It’s easy to lose perspective on just how rare Boonen’s Classics campaign has been, as it comes after last year’s superb run by Philippe Gilbert. And since Fabian Cancellara got the Flanders-Roubaix double in 2010, it’s also easy to forget that he and Boonen are two of just a handful of riders to have won both monuments in the same season. (Even Eddy Merckx—three times a Roubaix champion, twice a winner at Flanders—never accomplished that.) Others who have done the double are Rik Van Looy, Roger de Vlaeminck, and Peter Van Petegem.
This is Boonen’s ninth victory of the season, and it’s not mid-April yet.

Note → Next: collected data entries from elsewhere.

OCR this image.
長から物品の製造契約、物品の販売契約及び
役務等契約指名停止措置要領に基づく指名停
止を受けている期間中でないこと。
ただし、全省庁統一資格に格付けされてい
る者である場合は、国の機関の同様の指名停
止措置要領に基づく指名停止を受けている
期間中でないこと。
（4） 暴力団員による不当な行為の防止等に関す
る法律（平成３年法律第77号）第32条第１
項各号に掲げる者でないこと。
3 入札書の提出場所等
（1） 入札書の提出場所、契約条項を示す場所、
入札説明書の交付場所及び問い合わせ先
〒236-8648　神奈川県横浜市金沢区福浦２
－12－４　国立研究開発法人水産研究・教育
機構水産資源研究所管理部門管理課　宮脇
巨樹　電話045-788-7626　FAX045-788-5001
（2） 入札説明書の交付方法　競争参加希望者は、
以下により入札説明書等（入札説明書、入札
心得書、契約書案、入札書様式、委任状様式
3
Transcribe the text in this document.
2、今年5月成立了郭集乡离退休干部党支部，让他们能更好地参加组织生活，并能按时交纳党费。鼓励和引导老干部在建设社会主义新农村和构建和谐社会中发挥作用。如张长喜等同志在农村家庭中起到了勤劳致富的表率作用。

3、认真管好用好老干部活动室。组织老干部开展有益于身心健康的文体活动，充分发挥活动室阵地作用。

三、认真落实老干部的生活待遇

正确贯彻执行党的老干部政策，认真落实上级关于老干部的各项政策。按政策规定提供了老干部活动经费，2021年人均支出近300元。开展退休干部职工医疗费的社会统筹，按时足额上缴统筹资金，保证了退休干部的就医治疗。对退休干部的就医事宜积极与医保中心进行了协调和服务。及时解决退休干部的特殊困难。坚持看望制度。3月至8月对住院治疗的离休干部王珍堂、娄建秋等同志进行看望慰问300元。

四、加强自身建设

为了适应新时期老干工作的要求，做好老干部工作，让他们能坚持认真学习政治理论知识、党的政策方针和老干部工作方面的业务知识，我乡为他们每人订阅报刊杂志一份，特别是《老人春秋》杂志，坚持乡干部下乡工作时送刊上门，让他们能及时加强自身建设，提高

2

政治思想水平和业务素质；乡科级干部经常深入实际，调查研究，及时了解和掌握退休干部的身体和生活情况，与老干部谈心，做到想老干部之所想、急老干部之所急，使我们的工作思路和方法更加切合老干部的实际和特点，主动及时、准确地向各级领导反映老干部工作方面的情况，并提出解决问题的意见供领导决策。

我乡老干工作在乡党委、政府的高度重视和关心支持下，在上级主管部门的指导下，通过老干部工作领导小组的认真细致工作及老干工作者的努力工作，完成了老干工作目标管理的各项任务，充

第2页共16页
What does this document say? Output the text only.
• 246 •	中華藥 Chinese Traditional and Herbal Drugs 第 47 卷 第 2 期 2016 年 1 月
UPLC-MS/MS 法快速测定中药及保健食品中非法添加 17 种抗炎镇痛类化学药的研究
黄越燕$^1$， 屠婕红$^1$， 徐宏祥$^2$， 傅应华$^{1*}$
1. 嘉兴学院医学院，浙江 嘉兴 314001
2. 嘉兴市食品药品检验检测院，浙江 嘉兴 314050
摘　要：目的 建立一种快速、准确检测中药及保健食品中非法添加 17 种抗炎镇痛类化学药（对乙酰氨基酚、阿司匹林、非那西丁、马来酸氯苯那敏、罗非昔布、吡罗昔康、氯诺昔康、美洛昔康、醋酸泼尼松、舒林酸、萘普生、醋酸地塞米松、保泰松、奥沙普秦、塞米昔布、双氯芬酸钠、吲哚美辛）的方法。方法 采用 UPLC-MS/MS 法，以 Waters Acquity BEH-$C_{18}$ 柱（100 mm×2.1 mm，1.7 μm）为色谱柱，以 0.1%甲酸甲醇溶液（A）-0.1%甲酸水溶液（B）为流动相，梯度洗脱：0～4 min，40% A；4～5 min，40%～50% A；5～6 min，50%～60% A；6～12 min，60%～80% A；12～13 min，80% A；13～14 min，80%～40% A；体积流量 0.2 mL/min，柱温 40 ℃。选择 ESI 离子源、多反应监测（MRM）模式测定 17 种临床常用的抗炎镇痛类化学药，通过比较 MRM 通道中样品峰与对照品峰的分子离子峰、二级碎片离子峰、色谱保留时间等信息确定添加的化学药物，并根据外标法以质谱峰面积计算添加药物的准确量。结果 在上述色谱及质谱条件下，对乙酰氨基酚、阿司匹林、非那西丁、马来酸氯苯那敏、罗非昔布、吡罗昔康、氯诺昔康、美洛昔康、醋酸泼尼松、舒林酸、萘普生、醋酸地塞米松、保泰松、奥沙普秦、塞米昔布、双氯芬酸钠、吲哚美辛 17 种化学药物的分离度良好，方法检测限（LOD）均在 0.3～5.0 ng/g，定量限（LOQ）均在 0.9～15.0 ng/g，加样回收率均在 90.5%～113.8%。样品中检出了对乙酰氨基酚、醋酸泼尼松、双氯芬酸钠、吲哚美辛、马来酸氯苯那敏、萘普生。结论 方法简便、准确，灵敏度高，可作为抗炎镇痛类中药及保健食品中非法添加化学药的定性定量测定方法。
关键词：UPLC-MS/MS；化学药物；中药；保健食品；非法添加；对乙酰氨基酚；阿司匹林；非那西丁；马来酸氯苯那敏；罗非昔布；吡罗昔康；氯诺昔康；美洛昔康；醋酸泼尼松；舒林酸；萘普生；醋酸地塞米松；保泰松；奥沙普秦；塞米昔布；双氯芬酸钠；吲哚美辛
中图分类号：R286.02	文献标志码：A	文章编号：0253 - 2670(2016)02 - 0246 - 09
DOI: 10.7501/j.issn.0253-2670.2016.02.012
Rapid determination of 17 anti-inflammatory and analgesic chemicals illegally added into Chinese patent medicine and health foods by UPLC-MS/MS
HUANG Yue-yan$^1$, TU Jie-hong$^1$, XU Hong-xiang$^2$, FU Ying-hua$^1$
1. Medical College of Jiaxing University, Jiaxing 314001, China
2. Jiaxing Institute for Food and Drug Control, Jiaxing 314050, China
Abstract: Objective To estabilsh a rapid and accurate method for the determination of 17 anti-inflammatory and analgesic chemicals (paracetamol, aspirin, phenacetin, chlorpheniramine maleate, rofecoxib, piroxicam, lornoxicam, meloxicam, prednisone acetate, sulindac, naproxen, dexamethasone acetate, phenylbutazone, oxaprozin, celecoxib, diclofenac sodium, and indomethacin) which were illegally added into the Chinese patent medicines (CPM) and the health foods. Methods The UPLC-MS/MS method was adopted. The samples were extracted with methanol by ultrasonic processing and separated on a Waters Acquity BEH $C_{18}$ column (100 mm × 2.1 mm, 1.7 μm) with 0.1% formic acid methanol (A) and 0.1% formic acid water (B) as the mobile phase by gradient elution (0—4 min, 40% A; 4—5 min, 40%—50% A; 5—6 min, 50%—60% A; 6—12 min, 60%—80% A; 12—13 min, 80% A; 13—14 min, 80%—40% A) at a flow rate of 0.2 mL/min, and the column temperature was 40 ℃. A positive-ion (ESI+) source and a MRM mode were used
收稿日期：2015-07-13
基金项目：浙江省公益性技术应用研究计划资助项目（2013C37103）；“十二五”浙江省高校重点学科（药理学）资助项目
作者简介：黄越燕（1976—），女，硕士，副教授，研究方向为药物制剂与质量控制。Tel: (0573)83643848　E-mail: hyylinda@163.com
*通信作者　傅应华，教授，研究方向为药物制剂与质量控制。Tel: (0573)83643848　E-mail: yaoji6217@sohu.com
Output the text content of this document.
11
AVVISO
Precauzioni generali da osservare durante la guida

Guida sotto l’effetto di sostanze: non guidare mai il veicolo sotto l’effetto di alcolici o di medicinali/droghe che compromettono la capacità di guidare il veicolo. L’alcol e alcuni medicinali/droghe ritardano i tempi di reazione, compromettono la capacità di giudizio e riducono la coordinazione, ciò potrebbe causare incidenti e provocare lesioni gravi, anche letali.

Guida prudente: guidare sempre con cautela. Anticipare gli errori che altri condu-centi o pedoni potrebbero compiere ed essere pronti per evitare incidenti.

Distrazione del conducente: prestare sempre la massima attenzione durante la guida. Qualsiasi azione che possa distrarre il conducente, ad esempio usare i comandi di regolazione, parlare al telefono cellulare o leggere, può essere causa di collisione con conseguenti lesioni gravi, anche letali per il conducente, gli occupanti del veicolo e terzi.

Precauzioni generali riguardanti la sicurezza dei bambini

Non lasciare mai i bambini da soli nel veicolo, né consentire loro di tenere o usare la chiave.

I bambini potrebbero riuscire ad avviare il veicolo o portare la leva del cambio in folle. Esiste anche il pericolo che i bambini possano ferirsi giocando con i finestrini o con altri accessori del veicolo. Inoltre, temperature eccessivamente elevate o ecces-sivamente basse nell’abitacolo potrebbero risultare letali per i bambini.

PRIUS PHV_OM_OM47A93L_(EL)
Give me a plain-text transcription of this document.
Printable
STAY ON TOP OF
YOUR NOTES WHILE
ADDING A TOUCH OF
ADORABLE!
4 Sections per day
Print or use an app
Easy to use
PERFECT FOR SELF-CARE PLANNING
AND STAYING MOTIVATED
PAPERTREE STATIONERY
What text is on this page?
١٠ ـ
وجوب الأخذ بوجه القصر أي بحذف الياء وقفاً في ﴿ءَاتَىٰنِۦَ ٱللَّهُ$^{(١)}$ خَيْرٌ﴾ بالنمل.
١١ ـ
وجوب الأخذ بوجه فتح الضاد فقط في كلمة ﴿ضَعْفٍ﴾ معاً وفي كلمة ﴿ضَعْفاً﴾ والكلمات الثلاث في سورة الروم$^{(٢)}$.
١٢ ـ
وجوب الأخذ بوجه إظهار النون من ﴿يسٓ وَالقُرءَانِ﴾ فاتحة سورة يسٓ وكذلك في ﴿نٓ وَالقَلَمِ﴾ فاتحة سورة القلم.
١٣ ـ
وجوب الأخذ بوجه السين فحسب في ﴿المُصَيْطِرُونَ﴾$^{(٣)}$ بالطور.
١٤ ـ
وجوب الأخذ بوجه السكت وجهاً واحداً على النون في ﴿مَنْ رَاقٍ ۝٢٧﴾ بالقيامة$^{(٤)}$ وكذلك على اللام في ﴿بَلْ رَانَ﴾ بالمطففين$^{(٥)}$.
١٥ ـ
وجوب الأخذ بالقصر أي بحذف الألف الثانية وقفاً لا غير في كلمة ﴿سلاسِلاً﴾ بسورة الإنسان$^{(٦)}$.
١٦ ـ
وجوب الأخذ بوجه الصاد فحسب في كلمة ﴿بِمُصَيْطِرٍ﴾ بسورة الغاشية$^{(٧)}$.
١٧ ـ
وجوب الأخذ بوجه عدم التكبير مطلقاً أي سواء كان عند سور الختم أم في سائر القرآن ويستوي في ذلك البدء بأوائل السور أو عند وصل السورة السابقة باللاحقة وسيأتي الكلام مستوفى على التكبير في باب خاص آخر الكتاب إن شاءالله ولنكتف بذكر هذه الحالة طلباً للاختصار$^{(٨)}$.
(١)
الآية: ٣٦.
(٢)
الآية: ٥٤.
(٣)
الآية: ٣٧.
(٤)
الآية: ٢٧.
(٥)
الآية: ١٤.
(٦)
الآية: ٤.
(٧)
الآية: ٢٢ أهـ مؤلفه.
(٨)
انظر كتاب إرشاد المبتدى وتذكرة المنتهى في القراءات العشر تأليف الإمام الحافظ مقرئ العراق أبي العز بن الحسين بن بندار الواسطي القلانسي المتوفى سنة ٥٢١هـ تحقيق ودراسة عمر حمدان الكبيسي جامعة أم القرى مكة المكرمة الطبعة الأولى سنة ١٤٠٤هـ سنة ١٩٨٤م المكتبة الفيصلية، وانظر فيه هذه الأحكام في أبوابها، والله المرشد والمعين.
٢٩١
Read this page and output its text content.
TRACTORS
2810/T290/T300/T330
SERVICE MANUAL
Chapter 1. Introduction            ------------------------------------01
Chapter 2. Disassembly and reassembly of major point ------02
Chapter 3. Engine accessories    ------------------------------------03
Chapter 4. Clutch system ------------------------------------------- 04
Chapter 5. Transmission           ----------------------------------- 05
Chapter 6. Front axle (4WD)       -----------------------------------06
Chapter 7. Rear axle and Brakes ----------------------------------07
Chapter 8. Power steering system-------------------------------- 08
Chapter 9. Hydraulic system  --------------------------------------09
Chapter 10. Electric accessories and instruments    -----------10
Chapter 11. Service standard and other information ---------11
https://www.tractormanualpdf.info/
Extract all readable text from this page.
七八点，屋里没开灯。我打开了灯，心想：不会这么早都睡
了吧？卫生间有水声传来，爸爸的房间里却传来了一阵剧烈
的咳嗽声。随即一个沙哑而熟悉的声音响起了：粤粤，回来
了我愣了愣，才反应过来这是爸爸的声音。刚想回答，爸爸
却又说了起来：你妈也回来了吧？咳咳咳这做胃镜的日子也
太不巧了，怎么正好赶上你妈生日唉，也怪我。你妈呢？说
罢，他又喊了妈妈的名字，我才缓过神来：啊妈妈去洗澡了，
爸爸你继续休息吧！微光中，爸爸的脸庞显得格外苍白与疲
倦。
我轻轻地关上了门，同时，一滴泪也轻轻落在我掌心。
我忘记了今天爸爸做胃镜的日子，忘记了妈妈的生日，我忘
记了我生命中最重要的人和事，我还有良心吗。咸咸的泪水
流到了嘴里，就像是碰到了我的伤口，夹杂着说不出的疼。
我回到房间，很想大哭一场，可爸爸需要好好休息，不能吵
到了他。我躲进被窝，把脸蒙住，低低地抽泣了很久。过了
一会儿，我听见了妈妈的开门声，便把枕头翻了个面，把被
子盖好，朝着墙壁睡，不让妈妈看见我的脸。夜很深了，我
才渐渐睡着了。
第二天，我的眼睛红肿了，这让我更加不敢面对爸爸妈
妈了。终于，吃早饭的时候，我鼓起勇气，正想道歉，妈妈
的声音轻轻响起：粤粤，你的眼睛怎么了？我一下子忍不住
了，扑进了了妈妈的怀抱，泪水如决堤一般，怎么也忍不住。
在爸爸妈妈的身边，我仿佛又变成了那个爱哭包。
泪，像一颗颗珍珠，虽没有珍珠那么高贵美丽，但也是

He’s won Roubaix, Flanders, E3 Prijs, Gent-Wevelgem, and a stage of Paris-Nice, most notably. He’s been on the podium four other times including at the Omloop Het Nieuwsblad.
And while he had been close before, his 2012 season has cemented his place as one of the great Classics riders of all time: three Flanders victories, four at Roubaix—a record he shares with de Vlaeminck, whose nickname is “Monsieur Roubaix.” Plus a host of semi-Classics that essentially makes him king of every cobbled hellingen and secteur in Northern Europe.
The prize for winning Roubaix is a cobblestone, a heavy block of the purplish-grey porphyry stone used in many of the race’s toughest stretches of pavé. Boonen now has enough of these rocks of ages to build a foundation.
When he attacked, I wondered if it was too early. His team played the race perfectly, using its cards wisely at every turn. And even had Boonen faded, and the chase group caught up, it was a worthy move. Roubaix is a race for the bold. And because Boonen seized the initiative, his legend—and with it one of the greatest Classics seasons in memory—will not soon fade away.
Kinderkopje
In the spirit of the Flemish word for the “babyhead” stones, here are some small items from yesterday’s Queen of the Classics:
—Surprise finisher: Europcar’s Sebastien Turgot was likely on no expert’s list of podium possibilities, but the French rider turned in a beautiful race to just nip Alessandro Ballan of BMC on the line.
The finish was looking like a three-rider sprint for second when Turgot and Boonen’s teammate Niki Terpstra caught Ballan, Sky’s Juan Antonio Flecha, and Lars Boom of Rabobank in the last lap at the velodrome.